The finance minister has received bouquets and brickbats. But the fact is that this budget has been driven by compulsions of political economy. Grasp it, and you will get a key to understand why he has done what he has done. Retain credibility among investors at home and abroad and deploy money where the votes are. Mr. Jaitley’s skill lies in the tight ropewalking between conflicting imperatives.


Thus, he has chosen to stay the course on fiscal deficit. Sticking to the deficit control timetable (pompously called fiscal consolidation roadmap) in a world afflicted by uncertainties and adversities has enhanced the country’s credibility and gone down well with investors.


The fiscal deficit, excess of expenditure over income before borrowing, has been contained to the budgeted level of 3.9 per cent of GDP in the current year and planned to be reduced to 3.5 per cent next year. Revenue deficit, the bad part of fiscal deficit, has been contained to 2.8 per cent of GDP this year and planned to be cut further to 2.5 per cent next year. In the process, FM has reduced the government’s borrowing programme for a second successive year, and controlled the share of revenue that is eaten up by interest payments. He has got a response in terms of lower interest rates in the bond market, and put the onus on the Reserve Bank of India (RBI) to respond by lowering policy rates.
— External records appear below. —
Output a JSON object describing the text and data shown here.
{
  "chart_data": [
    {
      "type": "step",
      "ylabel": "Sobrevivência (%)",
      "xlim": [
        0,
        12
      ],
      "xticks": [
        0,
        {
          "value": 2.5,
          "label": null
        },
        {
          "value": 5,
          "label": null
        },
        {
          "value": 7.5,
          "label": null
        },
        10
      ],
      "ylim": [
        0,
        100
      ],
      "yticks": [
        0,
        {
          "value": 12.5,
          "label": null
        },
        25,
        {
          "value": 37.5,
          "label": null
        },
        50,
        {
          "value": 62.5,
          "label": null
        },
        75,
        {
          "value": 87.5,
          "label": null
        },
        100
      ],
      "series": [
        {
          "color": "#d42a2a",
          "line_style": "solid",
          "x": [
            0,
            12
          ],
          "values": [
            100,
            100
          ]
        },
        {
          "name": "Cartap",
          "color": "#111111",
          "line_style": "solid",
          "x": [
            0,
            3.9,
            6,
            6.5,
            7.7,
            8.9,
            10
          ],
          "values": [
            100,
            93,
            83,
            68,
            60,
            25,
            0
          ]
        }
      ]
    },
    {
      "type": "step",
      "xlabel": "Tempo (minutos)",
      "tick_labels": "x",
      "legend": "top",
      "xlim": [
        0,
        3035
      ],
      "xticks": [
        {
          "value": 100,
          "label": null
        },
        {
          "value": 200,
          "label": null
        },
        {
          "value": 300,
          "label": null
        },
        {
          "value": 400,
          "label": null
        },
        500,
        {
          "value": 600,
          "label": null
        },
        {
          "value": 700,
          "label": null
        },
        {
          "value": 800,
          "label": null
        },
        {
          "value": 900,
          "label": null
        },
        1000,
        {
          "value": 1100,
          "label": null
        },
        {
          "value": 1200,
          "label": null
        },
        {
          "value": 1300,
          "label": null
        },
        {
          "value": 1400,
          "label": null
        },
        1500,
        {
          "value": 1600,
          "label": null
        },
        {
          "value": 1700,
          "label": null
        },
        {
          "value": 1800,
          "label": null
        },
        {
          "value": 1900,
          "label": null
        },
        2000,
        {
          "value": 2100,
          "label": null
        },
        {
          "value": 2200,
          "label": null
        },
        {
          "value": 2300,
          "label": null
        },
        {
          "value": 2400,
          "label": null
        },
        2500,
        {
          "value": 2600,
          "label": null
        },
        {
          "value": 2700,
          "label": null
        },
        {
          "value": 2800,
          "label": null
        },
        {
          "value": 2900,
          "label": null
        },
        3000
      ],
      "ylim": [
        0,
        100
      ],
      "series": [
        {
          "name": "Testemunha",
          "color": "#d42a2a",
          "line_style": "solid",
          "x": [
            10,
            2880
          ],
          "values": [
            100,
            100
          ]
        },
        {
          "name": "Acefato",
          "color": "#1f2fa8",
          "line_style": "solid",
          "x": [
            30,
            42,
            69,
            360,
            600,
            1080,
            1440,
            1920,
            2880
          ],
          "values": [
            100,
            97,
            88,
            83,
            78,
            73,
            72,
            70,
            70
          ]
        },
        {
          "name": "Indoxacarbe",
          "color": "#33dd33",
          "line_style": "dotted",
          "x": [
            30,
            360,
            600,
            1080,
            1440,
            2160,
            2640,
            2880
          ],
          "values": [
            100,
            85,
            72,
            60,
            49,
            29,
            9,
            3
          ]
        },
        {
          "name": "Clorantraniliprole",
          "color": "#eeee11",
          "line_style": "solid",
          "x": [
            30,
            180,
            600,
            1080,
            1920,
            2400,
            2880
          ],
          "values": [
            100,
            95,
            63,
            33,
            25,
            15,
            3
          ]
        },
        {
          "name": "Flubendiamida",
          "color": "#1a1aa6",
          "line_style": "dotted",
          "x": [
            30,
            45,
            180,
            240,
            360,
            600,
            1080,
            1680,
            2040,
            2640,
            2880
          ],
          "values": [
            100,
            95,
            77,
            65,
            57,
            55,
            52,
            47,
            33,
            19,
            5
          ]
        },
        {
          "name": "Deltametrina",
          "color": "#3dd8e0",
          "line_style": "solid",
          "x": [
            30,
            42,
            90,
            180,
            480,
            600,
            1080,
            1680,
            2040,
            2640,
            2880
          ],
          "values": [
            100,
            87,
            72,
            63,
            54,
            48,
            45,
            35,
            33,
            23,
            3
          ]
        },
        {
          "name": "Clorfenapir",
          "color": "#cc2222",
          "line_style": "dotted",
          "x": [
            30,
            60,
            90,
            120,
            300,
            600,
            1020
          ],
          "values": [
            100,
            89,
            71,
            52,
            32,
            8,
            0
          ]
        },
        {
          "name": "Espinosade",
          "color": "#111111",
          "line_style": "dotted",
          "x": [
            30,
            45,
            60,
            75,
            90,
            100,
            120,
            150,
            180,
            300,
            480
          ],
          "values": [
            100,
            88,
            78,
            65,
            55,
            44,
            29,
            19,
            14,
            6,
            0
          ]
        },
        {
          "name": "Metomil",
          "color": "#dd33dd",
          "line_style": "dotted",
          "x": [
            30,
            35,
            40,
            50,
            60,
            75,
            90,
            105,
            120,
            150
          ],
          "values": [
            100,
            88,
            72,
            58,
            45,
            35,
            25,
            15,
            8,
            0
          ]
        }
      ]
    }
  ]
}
Another thing for which he has been rightly complimented is the emphasis on infrastructure. At a time when growth is low (whatever the official GDP numbers may say) and private investment is not forthcoming due to excess capacity in the industry and debt hangover, the government has to lead from the front by pushing up public investment in infrastructure that will create jobs and boost productivity across the economy.


Mr. Jaitley has also introduced, to his credit, the most sweeping set of announcements yet for facilitating tax compliance, reducing the scope for disputes and clearing the backlog of cases in appeal. The widening of the window for a presumptive tax regime will bring relief to small businesses, as do the steps for reducing personal interaction between the taxman and the taxpayer, for reducing the scope for harassment (which is still widespread), and for increasing transparency. These are significant steps in the broader programme for improving the ease of doing business in the country. The voluntary disclosure scheme for local black money may work better than the unsuccessful scheme announced last year, provided the taxpayers (or evaders) are assured that they will not be harassed later on.
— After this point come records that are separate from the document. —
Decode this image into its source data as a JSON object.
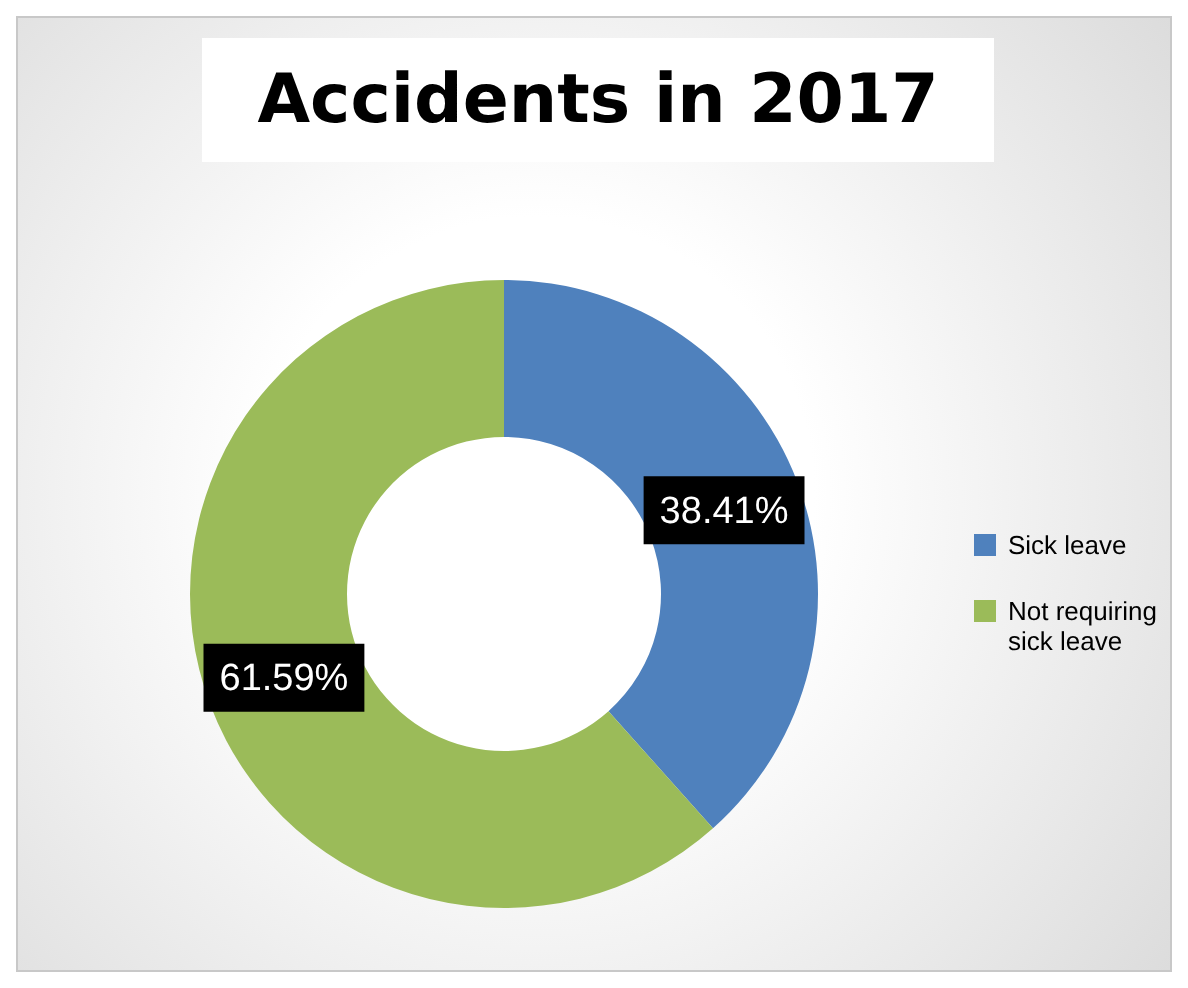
{
  "chart_data": {
    "type": "donut",
    "title": "Accidents in 2017",
    "categories": [
      "Sick leave",
      "Not requiring sick leave"
    ],
    "values": [
      38.41,
      61.59
    ],
    "colors": [
      "#4f81bd",
      "#9bbb59"
    ],
    "value_labels": [
      "38.41%",
      "61.59%"
    ],
    "legend": "right"
  }
}
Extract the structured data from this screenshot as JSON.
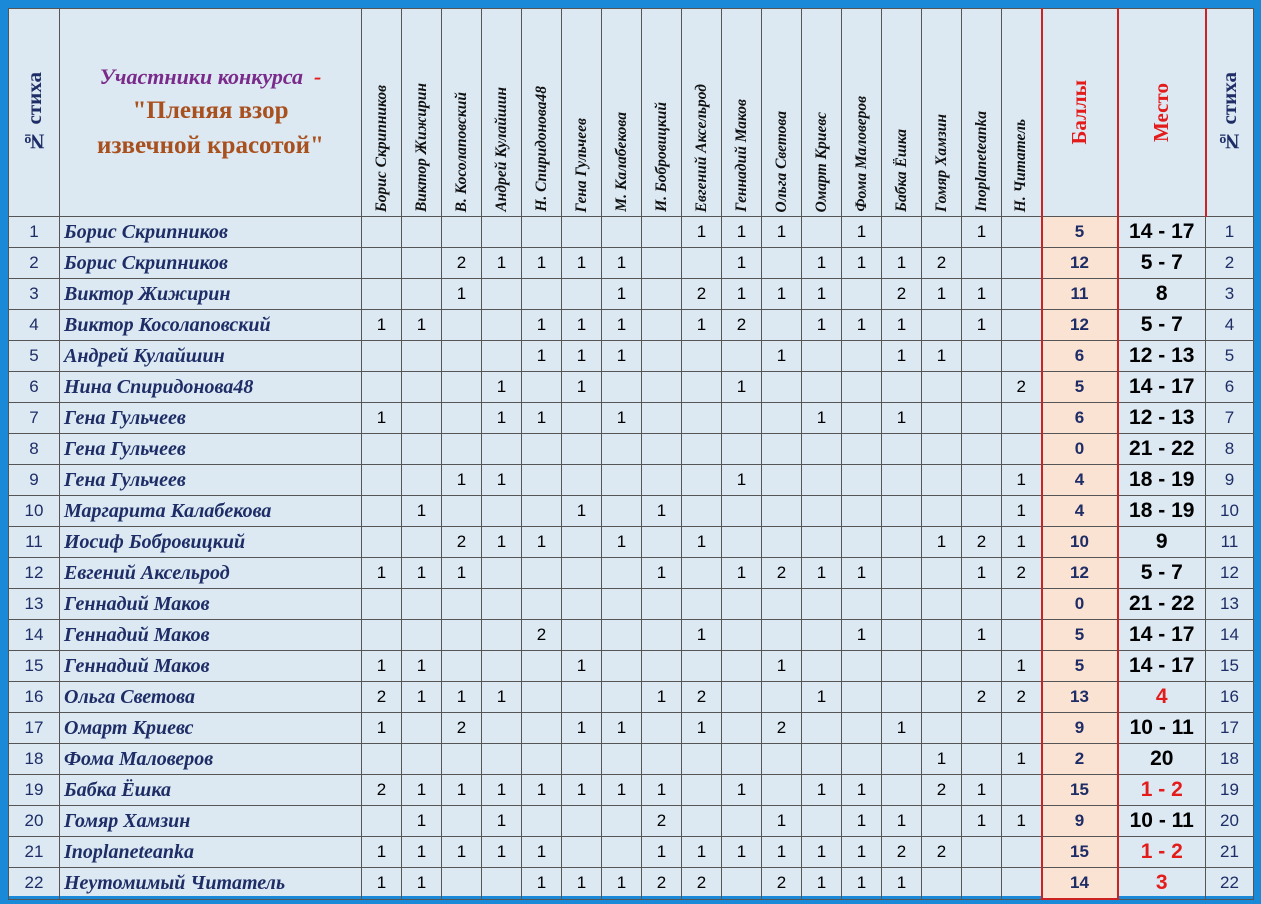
{
  "header": {
    "num_label": "№ стиха",
    "title_line1": "Участники конкурса",
    "title_dash": "-",
    "title_line2": "\"Пленяя взор",
    "title_line3": "извечной красотой\"",
    "judges": [
      "Борис Скрипников",
      "Виктор Жижирин",
      "В. Косолаповский",
      "Андрей Кулайшин",
      "Н. Спиридонова48",
      "Гена Гульчеев",
      "М. Калабекова",
      "И. Бобровицкий",
      "Евгений Аксельрод",
      "Геннадий Маков",
      "Ольга Светова",
      "Омарт Криевс",
      "Фома Маловеров",
      "Бабка Ёшка",
      "Гомяр Хамзин",
      "Inoplaneteanka",
      "Н. Читатель"
    ],
    "score_label": "Баллы",
    "place_label": "Место",
    "num_label_right": "№ стиха"
  },
  "rows": [
    {
      "num": "1",
      "name": "Борис Скрипников",
      "votes": [
        "",
        "",
        "",
        "",
        "",
        "",
        "",
        "",
        "1",
        "1",
        "1",
        "",
        "1",
        "",
        "",
        "1",
        ""
      ],
      "score": "5",
      "place": "14 - 17",
      "top": false
    },
    {
      "num": "2",
      "name": "Борис Скрипников",
      "votes": [
        "",
        "",
        "2",
        "1",
        "1",
        "1",
        "1",
        "",
        "",
        "1",
        "",
        "1",
        "1",
        "1",
        "2",
        "",
        ""
      ],
      "score": "12",
      "place": "5 - 7",
      "top": false
    },
    {
      "num": "3",
      "name": "Виктор Жижирин",
      "votes": [
        "",
        "",
        "1",
        "",
        "",
        "",
        "1",
        "",
        "2",
        "1",
        "1",
        "1",
        "",
        "2",
        "1",
        "1",
        ""
      ],
      "score": "11",
      "place": "8",
      "top": false
    },
    {
      "num": "4",
      "name": "Виктор Косолаповский",
      "votes": [
        "1",
        "1",
        "",
        "",
        "1",
        "1",
        "1",
        "",
        "1",
        "2",
        "",
        "1",
        "1",
        "1",
        "",
        "1",
        ""
      ],
      "score": "12",
      "place": "5 - 7",
      "top": false
    },
    {
      "num": "5",
      "name": "Андрей Кулайшин",
      "votes": [
        "",
        "",
        "",
        "",
        "1",
        "1",
        "1",
        "",
        "",
        "",
        "1",
        "",
        "",
        "1",
        "1",
        "",
        ""
      ],
      "score": "6",
      "place": "12 - 13",
      "top": false
    },
    {
      "num": "6",
      "name": "Нина Спиридонова48",
      "votes": [
        "",
        "",
        "",
        "1",
        "",
        "1",
        "",
        "",
        "",
        "1",
        "",
        "",
        "",
        "",
        "",
        "",
        "2"
      ],
      "score": "5",
      "place": "14 - 17",
      "top": false
    },
    {
      "num": "7",
      "name": "Гена Гульчеев",
      "votes": [
        "1",
        "",
        "",
        "1",
        "1",
        "",
        "1",
        "",
        "",
        "",
        "",
        "1",
        "",
        "1",
        "",
        "",
        ""
      ],
      "score": "6",
      "place": "12 - 13",
      "top": false
    },
    {
      "num": "8",
      "name": "Гена Гульчеев",
      "votes": [
        "",
        "",
        "",
        "",
        "",
        "",
        "",
        "",
        "",
        "",
        "",
        "",
        "",
        "",
        "",
        "",
        ""
      ],
      "score": "0",
      "place": "21 - 22",
      "top": false
    },
    {
      "num": "9",
      "name": "Гена Гульчеев",
      "votes": [
        "",
        "",
        "1",
        "1",
        "",
        "",
        "",
        "",
        "",
        "1",
        "",
        "",
        "",
        "",
        "",
        "",
        "1"
      ],
      "score": "4",
      "place": "18 - 19",
      "top": false
    },
    {
      "num": "10",
      "name": "Маргарита Калабекова",
      "votes": [
        "",
        "1",
        "",
        "",
        "",
        "1",
        "",
        "1",
        "",
        "",
        "",
        "",
        "",
        "",
        "",
        "",
        "1"
      ],
      "score": "4",
      "place": "18 - 19",
      "top": false
    },
    {
      "num": "11",
      "name": "Иосиф Бобровицкий",
      "votes": [
        "",
        "",
        "2",
        "1",
        "1",
        "",
        "1",
        "",
        "1",
        "",
        "",
        "",
        "",
        "",
        "1",
        "2",
        "1"
      ],
      "score": "10",
      "place": "9",
      "top": false
    },
    {
      "num": "12",
      "name": "Евгений Аксельрод",
      "votes": [
        "1",
        "1",
        "1",
        "",
        "",
        "",
        "",
        "1",
        "",
        "1",
        "2",
        "1",
        "1",
        "",
        "",
        "1",
        "2"
      ],
      "score": "12",
      "place": "5 - 7",
      "top": false
    },
    {
      "num": "13",
      "name": "Геннадий Маков",
      "votes": [
        "",
        "",
        "",
        "",
        "",
        "",
        "",
        "",
        "",
        "",
        "",
        "",
        "",
        "",
        "",
        "",
        ""
      ],
      "score": "0",
      "place": "21 - 22",
      "top": false
    },
    {
      "num": "14",
      "name": "Геннадий Маков",
      "votes": [
        "",
        "",
        "",
        "",
        "2",
        "",
        "",
        "",
        "1",
        "",
        "",
        "",
        "1",
        "",
        "",
        "1",
        ""
      ],
      "score": "5",
      "place": "14 - 17",
      "top": false
    },
    {
      "num": "15",
      "name": "Геннадий Маков",
      "votes": [
        "1",
        "1",
        "",
        "",
        "",
        "1",
        "",
        "",
        "",
        "",
        "1",
        "",
        "",
        "",
        "",
        "",
        "1"
      ],
      "score": "5",
      "place": "14 - 17",
      "top": false
    },
    {
      "num": "16",
      "name": "Ольга Светова",
      "votes": [
        "2",
        "1",
        "1",
        "1",
        "",
        "",
        "",
        "1",
        "2",
        "",
        "",
        "1",
        "",
        "",
        "",
        "2",
        "2"
      ],
      "score": "13",
      "place": "4",
      "top": true
    },
    {
      "num": "17",
      "name": "Омарт Криевс",
      "votes": [
        "1",
        "",
        "2",
        "",
        "",
        "1",
        "1",
        "",
        "1",
        "",
        "2",
        "",
        "",
        "1",
        "",
        "",
        ""
      ],
      "score": "9",
      "place": "10 - 11",
      "top": false
    },
    {
      "num": "18",
      "name": "Фома Маловеров",
      "votes": [
        "",
        "",
        "",
        "",
        "",
        "",
        "",
        "",
        "",
        "",
        "",
        "",
        "",
        "",
        "1",
        "",
        "1"
      ],
      "score": "2",
      "place": "20",
      "top": false
    },
    {
      "num": "19",
      "name": "Бабка Ёшка",
      "votes": [
        "2",
        "1",
        "1",
        "1",
        "1",
        "1",
        "1",
        "1",
        "",
        "1",
        "",
        "1",
        "1",
        "",
        "2",
        "1",
        ""
      ],
      "score": "15",
      "place": "1 - 2",
      "top": true
    },
    {
      "num": "20",
      "name": "Гомяр Хамзин",
      "votes": [
        "",
        "1",
        "",
        "1",
        "",
        "",
        "",
        "2",
        "",
        "",
        "1",
        "",
        "1",
        "1",
        "",
        "1",
        "1"
      ],
      "score": "9",
      "place": "10 - 11",
      "top": false
    },
    {
      "num": "21",
      "name": "Inoplaneteanka",
      "votes": [
        "1",
        "1",
        "1",
        "1",
        "1",
        "",
        "",
        "1",
        "1",
        "1",
        "1",
        "1",
        "1",
        "2",
        "2",
        "",
        ""
      ],
      "score": "15",
      "place": "1 - 2",
      "top": true
    },
    {
      "num": "22",
      "name": "Неутомимый Читатель",
      "votes": [
        "1",
        "1",
        "",
        "",
        "1",
        "1",
        "1",
        "2",
        "2",
        "",
        "2",
        "1",
        "1",
        "1",
        "",
        "",
        ""
      ],
      "score": "14",
      "place": "3",
      "top": true
    }
  ]
}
The most important message from the budget, however, is not economic, but political, and it lies in the unmistakable shift in the focus from the urban to the rural, from the aspirational to the downtrodden, from the factory to the farm. Obviously, the loss in Bihar and the impending elections in several states have forced a change in the National Democratic Alliance’s market positioning.  
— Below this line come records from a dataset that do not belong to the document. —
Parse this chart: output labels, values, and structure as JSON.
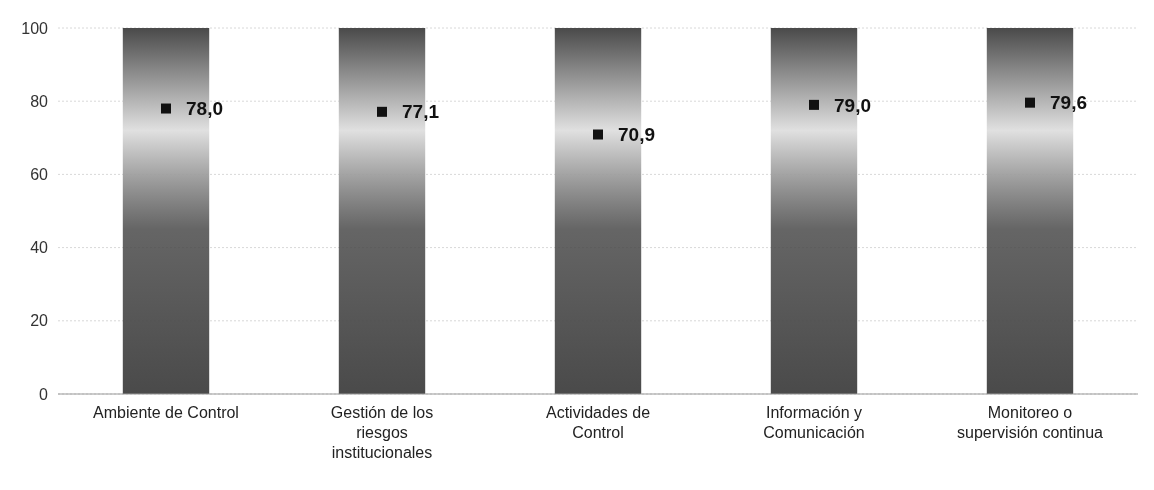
{
  "chart_data": {
    "type": "bar",
    "categories": [
      "Ambiente de Control",
      "Gestión de los riesgos institucionales",
      "Actividades de Control",
      "Información y Comunicación",
      "Monitoreo o supervisión continua"
    ],
    "series": [
      {
        "color": "#4a4a4a",
        "values": [
          100,
          100,
          100,
          100,
          100
        ]
      },
      {
        "type": "scatter",
        "color": "#111111",
        "marker": "square",
        "data_labels": true,
        "values": [
          78.0,
          77.1,
          70.9,
          79.0,
          79.6
        ],
        "value_labels": [
          "78,0",
          "77,1",
          "70,9",
          "79,0",
          "79,6"
        ]
      }
    ],
    "ylim": [
      0,
      100
    ],
    "yticks": [
      0,
      20,
      40,
      60,
      80,
      100
    ],
    "grid": "y"
  }
}
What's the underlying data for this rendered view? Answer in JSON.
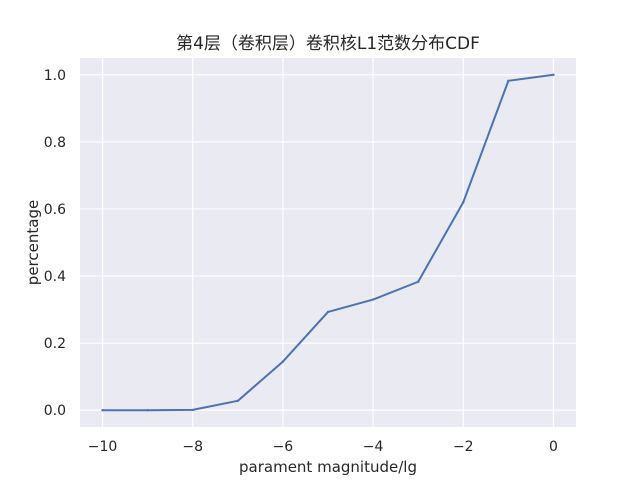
{
  "chart_data": {
    "type": "line",
    "title": "第4层（卷积层）卷积核L1范数分布CDF",
    "xlabel": "parament magnitude/lg",
    "ylabel": "percentage",
    "xlim": [
      -10.5,
      0.5
    ],
    "ylim": [
      -0.05,
      1.05
    ],
    "xticks": [
      -10,
      -8,
      -6,
      -4,
      -2,
      0
    ],
    "xtick_labels": [
      "−10",
      "−8",
      "−6",
      "−4",
      "−2",
      "0"
    ],
    "yticks": [
      0.0,
      0.2,
      0.4,
      0.6,
      0.8,
      1.0
    ],
    "ytick_labels": [
      "0.0",
      "0.2",
      "0.4",
      "0.6",
      "0.8",
      "1.0"
    ],
    "grid": true,
    "series": [
      {
        "x": [
          -10,
          -9,
          -8,
          -7,
          -6,
          -5,
          -4,
          -3,
          -2,
          -1,
          0
        ],
        "y": [
          0.0,
          0.0,
          0.001,
          0.028,
          0.145,
          0.293,
          0.33,
          0.383,
          0.62,
          0.982,
          1.0
        ]
      }
    ],
    "colors": {
      "plot_background": "#eaeaf2",
      "grid": "#ffffff",
      "line": "#4c72b0",
      "text": "#262626"
    }
  }
}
This shift is reflected in the finance minister’s acts of omission and commission. Until last year, the prime minister was rightly criticising the Mahatma Gandhi National Rural Employment Guarantee scheme as an acknowledgement of the state’s failure to create productive jobs and, therefore, a shame. Now, his finance minister takes pride in making the highest-ever allocation to it. Against the backdrop of agricultural distress, the enhanced attention to the rural areas is wholly welcome. The problem is that we have been hearing these promises and resolutions for decades. One can only hope that the schemes announced and money allocated will produce tangible results.


The shift in focus is also visible in the squeezing of aspirational sections of the economy by expanding the breadth of indirect taxation and extracting as much as possible even from the salaried middle class. There is another cess under a pious name and tax on withdrawal of EPS at a time when the government spends lavishly on its own staff - widely perceived as inefficient and corrupt work-shirkers. The promised reduction of corporate tax in return for withdrawal of some tax concessions has been confined to small companies with annual turnover of less than Rs. 5 crore.  


The budget is one more proof that those who expected Narendra Modi to be a Margaret Thatcher or Lee Kuan Yew with Indian roots are in for a disappointment. The “minimum government” is out of window, nanny state is back. There is no real relaxation for foreign direct investment in newer sectors or an increase in ceilings, except in agro-processing.


Privatisation has not merited even a single reference. The talk of strategic sale is not about sale of equity but of physical assets of public sector undertakings (PSUs) such as land. The whole tone and tenor of the budget speech signals a return to the tired rhetoric of bad old socialist days.


Overall, the budget does not offer any approach to a transformation of India’s economy. It is unlikely to leave the Indian economy any better off.